85% of patients with pre diabetes achieved remission, which was helpful to achieve happy weight loss
If the initial weight loss is less than 10% after intensive behavioral therapy or weight loss medication, the patient will usually feel dissatisfied.
What is impressive is that 75% of the patients in this study lost more than 10% of their body weight. Compared with the 5% – 10% weight loss of current behavioral / drug therapy, this degree of weight loss should better improve cardiac metabolic risk factors (such as hypertension, sleep apnea, and type 2 diabetes) and contribute to happy weight loss.
In addition, compared with placebo group, the number of participants who lost weight at baseline was significantly lower (P < 0.000 1%, P < 0.000 1%, P < 0.000 1%, P < 0.05).
From baseline to week 68, the proportion of patients with prediabetes in the Semaglutide group decreased from 48% to 7%, that is, about 85% of the patients achieved remission, while the placebo group decreased from 53% to 26%. The blood lipid of somaluptide group was also improved.
Promotion for weight loss? Compared with statins 30 years ago, there are still many problems to be solved
“The results are impressive and confirm that somaluptide is a very effective obesity management drug, especially when used in conjunction with professional counseling,” said Kahan, M.D., director of the National Center for weight and health in Washington, D.C. However, if it is promoted in the real world, some problems may be encountered.
“If the drug is approved for weight loss, the cost will be a major factor affecting its universal use.
This reminds me of the situation when lovastatin was first used in clinical practice in the late 1980s, when statins were still expensive, and there was not so much evidence of benefits today.
But as time went on, more and more evidence was available, and the cost gradually decreased. In the next 15 years, millions of people used lovastatin for primary prevention and secondary intervention of cardiovascular disease, It is not known whether GLP-1 receptor agonists will undergo a process similar to lovastatin.

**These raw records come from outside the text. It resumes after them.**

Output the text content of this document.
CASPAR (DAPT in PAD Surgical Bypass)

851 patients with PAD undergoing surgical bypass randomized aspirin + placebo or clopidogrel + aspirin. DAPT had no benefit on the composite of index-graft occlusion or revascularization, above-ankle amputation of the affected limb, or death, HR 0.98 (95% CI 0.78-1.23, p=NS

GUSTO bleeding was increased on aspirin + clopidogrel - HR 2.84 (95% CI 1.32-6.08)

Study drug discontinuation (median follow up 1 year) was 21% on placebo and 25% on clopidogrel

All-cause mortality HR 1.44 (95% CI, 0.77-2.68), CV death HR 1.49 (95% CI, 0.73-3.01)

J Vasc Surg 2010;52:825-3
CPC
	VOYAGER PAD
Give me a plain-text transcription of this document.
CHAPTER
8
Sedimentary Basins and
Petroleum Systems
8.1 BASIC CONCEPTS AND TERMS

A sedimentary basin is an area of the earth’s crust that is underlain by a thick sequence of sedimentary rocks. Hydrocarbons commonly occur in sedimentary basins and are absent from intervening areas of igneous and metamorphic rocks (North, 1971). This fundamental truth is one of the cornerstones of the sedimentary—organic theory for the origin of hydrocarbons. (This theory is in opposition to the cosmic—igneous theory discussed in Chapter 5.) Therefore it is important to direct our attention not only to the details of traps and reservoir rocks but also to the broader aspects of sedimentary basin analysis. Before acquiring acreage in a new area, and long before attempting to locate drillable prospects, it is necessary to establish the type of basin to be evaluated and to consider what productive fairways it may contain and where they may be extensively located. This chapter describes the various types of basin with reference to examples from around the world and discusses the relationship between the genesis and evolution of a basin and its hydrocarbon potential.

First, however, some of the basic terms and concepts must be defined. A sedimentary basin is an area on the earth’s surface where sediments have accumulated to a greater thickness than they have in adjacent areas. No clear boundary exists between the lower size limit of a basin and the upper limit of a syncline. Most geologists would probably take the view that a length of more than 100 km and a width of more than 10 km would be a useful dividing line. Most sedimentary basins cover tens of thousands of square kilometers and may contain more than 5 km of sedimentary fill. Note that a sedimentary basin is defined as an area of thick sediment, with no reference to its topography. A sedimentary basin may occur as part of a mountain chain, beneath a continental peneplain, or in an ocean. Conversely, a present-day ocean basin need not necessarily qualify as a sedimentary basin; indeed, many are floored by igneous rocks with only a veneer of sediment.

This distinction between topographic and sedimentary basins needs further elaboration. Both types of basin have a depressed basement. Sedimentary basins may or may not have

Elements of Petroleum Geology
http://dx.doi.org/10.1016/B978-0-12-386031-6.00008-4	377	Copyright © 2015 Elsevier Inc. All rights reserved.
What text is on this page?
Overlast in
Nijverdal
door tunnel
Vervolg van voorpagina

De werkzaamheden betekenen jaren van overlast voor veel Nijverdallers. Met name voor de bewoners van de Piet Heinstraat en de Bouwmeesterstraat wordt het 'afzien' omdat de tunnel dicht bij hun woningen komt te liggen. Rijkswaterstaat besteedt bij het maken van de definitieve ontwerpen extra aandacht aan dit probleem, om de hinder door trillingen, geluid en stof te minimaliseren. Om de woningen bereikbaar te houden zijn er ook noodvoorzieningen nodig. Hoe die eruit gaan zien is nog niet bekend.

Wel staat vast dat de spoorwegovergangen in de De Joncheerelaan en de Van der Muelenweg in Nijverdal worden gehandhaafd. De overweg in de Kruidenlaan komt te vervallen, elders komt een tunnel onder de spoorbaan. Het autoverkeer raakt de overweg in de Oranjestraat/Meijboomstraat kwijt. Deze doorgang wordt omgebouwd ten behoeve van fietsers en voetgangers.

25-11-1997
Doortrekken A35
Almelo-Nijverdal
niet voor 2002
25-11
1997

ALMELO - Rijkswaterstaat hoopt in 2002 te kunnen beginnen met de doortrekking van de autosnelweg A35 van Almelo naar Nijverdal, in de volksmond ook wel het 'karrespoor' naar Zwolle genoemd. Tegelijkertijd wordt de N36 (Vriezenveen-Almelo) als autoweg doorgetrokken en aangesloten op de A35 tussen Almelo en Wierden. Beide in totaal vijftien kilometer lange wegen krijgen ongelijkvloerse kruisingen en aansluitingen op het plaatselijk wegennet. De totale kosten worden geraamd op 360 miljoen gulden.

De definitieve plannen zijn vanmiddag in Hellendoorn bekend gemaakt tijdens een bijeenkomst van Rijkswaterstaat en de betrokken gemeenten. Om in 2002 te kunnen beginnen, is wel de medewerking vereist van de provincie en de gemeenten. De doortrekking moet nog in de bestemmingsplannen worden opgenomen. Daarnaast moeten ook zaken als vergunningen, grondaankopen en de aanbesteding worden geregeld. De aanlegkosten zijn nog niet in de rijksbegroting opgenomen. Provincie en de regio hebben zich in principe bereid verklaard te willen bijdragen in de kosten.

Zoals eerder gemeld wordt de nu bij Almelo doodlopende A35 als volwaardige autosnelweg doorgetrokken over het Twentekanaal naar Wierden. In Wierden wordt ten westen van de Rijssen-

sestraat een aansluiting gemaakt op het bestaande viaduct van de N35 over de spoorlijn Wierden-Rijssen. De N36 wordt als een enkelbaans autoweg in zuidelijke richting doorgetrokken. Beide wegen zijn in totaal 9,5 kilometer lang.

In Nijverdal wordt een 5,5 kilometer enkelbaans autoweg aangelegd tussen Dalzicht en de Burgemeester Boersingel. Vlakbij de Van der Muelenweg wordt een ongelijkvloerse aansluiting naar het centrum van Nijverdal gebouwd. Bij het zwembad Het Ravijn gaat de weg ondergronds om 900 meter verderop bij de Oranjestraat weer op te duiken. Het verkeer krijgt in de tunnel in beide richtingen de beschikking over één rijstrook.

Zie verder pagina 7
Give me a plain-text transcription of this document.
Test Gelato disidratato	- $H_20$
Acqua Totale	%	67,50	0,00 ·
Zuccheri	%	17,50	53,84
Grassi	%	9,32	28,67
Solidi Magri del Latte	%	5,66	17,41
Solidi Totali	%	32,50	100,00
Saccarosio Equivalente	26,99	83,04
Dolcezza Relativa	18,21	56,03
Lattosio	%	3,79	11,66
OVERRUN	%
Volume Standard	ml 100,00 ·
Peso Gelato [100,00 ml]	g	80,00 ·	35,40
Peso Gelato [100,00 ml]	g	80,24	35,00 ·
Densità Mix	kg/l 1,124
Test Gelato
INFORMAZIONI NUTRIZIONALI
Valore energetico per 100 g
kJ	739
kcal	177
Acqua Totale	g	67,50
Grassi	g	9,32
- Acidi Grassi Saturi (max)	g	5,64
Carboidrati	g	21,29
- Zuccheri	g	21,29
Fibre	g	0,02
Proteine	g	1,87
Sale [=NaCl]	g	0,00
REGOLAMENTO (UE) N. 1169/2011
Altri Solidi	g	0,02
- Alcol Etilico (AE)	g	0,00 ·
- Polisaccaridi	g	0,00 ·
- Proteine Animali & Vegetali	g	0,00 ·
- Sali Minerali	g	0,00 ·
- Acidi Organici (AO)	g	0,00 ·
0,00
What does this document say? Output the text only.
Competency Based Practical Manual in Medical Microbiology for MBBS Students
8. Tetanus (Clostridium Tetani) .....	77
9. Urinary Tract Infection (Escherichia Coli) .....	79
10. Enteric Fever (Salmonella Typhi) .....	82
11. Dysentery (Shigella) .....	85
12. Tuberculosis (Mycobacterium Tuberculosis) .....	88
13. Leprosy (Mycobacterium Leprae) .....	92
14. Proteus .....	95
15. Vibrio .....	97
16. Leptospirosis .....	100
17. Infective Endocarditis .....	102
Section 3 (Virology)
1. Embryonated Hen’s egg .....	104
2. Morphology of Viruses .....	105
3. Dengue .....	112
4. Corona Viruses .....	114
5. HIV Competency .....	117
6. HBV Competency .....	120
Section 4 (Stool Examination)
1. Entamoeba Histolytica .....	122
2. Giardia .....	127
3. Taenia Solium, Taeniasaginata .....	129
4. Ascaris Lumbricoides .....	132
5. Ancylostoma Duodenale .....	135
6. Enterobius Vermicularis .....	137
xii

In addition, another problem at present is that we need ‘hard endpoint data’ (e.g., three major cardiovascular adverse events) results before we can extend them to the whole population. ” Said Hirsch, a medical professor at the Wisconsin Institute of medical diabetes in Seattle, Washington.
 Wadden TA. Semaglutide 2.4 mg and intensive behavioral therapy in subjects with overweight or obesity (STEP 3). Presented at: ObesityWeek Interactive; Nov. 5, 2020 (virtual meeting).